The oncologist said that all the tests were good and Dave still doesn't need treatment for his smoldering myoloma.  Which information he delivered rather quickly because Dave's catheter had clogged, and he had to rush home and use the unclogging kit the Interim nurse had given us.  Now I need to go to Parkview and see whether they will give us another one.

After Dave got back to normal-for-him, I went to Zales to run the errand we'd meant to run on the way home.  Since I was out in the car alone, I went to Kroger for milk, breakfast sandwiches, and a few other things.  Then I slept until it was time to cook the steak I'd bought.

When I bought the steak, I had forgotten that I'd intended to pound and fry the remainder of the package of chicken thigh, so after supper I crock-potted it in the rice cooker and intend to make chicken salad for supper tomorrow night.  If I don't pick up something yummy on my Farmer's Markets tour.

 

Saturday, 31 May 2025

The chicken salad came out well.  I put in a garlic scallion, a handful of winter-onion scapes, a mustard leaf, a mini-sweet pepper, a celery heart, a sliver of under-powered jalapeño, ranch dressing, mayonnaise, about half a packet of chicken boullion powder, and a glop of sweet- pickle relish.  I should have put in two mustard leaves, and cut them lengthwise before lining them up with the other vegetables to slice crosswise.

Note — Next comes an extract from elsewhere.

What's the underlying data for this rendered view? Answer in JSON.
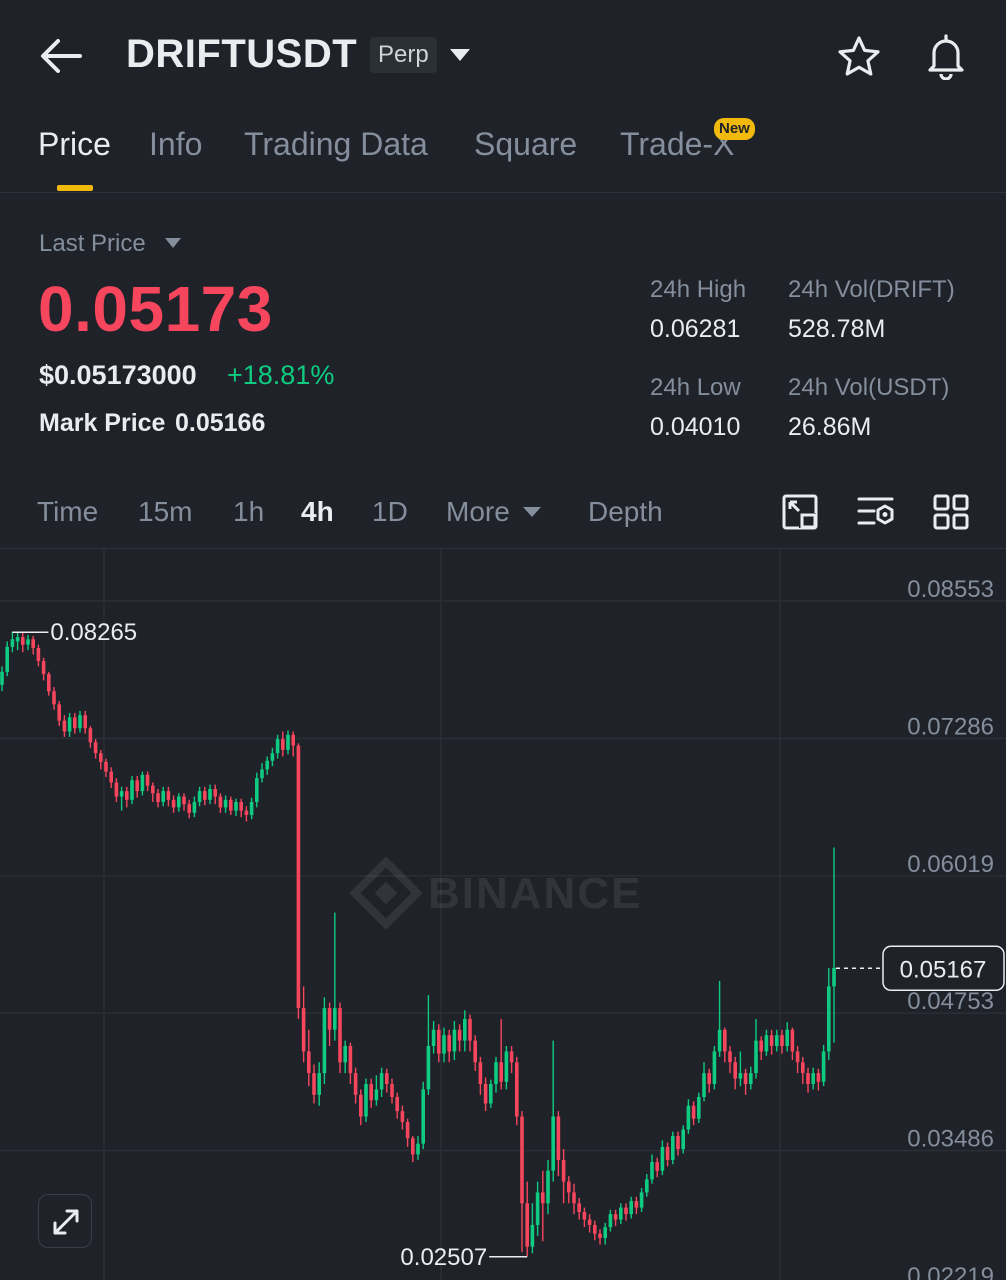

We ate some of it on flatbread crackers I bought on clearance, and some on "artisan-style" bread I bought from "we baked too much".  Ritz crackers and Hillbilly Bread went begging.

Now the fridge is stuffed with left-overs.

On Friday, my right thumbnail finally grew enough that I could trim off the un-removable speck of dirt.  On Saturday, I had a new spot. 

Perhaps using my thumbnail to click the tiny keys on my cell phone drives dirt between the layers.

I got to the ice-rink market before all the wraps had been sold.  The three-meat was sold out, but we liked the bacon very well.

Today's mail was two voter-registration cards.